The article points out how commonplace naked shorting was, despite the SHO rules and regs. Using the two examples of UBS and Credti Suisse, the author notes that each company participated in over 30 MILLION violations of applicable rules and regs. The author simply refers to naked short sales as “counterfeit stock”---which of course is what it is.

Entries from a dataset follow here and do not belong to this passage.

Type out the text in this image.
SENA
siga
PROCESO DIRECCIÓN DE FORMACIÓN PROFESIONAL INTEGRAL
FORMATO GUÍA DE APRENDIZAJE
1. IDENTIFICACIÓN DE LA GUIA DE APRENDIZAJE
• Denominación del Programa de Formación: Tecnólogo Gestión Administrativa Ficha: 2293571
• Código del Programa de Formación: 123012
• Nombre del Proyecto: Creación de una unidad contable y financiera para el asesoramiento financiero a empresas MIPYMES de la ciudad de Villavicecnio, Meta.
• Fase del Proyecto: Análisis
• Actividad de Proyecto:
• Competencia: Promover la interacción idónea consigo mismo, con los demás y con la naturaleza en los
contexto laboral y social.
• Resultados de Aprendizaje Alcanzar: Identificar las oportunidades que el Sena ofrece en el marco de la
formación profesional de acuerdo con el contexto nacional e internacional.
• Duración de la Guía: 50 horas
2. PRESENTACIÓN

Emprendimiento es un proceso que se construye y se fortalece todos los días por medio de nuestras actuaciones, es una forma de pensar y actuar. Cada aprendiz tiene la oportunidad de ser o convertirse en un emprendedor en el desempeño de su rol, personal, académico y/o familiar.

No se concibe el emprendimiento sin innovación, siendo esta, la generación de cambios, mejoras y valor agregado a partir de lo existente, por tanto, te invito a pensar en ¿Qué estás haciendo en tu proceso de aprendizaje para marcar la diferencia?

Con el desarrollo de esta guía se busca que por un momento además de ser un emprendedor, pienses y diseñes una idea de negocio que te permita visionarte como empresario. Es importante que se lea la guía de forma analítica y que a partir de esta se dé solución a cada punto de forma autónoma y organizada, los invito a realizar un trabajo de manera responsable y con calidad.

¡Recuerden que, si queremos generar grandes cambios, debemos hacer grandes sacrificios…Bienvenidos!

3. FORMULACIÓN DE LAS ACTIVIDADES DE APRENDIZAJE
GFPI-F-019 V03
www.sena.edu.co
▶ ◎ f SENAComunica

The article is chuck full of information, pointing out that the naked short selling is still undoubtedly occurring, even with complicity by almost everyone. Just a few of the author’s other comments:

With two cockroaches in the naked short cupboard,
the classic pattern is beginning to form. Indeed,
Goldman Sachs and Merrill Lynch cockroaches
may also reside in the cupboard, as evidenced in
a memorandum inadvertently released this year
by Goldman Sachs counsel in the Overstock.com
litigation.31

And then there is the complicity of the exchanges
for profit in naked short selling, like the
Chicago Board Options Exchange (CBOE).

.....
The CEOs of the major investment banks repeatedly told the SEC in 2008 that naked short selling was the catalyst
causing the banks to collapse. In March 2009, the
SEC’s Inspector General (IG) published his audit
confirming that Enforcement rarely investigated
complaints about naked short selling.
....
No rational policy of deterrence can be inferred
from the government’s enforcement of the securities
laws over the five years since the financial
crisis struck. The U.S. General Accounting Office
(GAO) has fixed the cost of the 2008 crisis at $22
trillion. A Senate investigation isolated a cause:
pervasive fraud, mostly by the major investment
banks such as Goldman Sachs and Deutsche Bank.
Yet, there have been no criminal prosecutions of
the banks or their executives. Nor any SEC prosecution
against any bank executive higher on the
corporate ladder than former Goldman Sachs
trader Fabrice “Fabulous Fab” Tourre.
Even worse, the Wall Street executives who
guided their banks into the 2008 train wreck have
been richly rewarded for their skill in doing so. A
Harvard study found that the top five executives
of Lehman and Bear Stearns pocketed $1.5 billion
and $1 billion respectively for the decisions that
buried their companies.66 The total sum pocketed
by top bank executives for engineering the crisis
is unknown. But one thing is clear: they kept their
billions. The SEC did not collect a dime from top
bank executives for their role in delivering the financial
crisis.

One fraud which deepened the crisis was the
sale of counterfeit stock. The SEC briefly awakened
to this threat at the height of the crisis when
the CEOs of the largest Wall Street banks cried
out for the cavalry: their banks were in the crosshairs.
In a burst of hyperactivity, the SEC issued a
dozen releases to stop naked short selling. As the
banks’ vital signs improved with the infusion of
trillions of dollars, the SEC’s interest in prosecuting
naked short selling quickly waned. By March
2009, the SEC had reversed its thinking: naked
short selling did not exist, but if it did, it brought
needed liquidity to the markets.67

[MyRed Angus comments again]: Can you imagine that? Now that the big banks are making money again the SEC is not only not enforcing the law regarding naked short selling, it actually thinks that illegal naked short selling brings “liquidity to the market”. Are we losing control of our government or what?

Anyway, I hope Vringo is doing the necessary investigation about how such immense short selling is occurring in this low-float stock.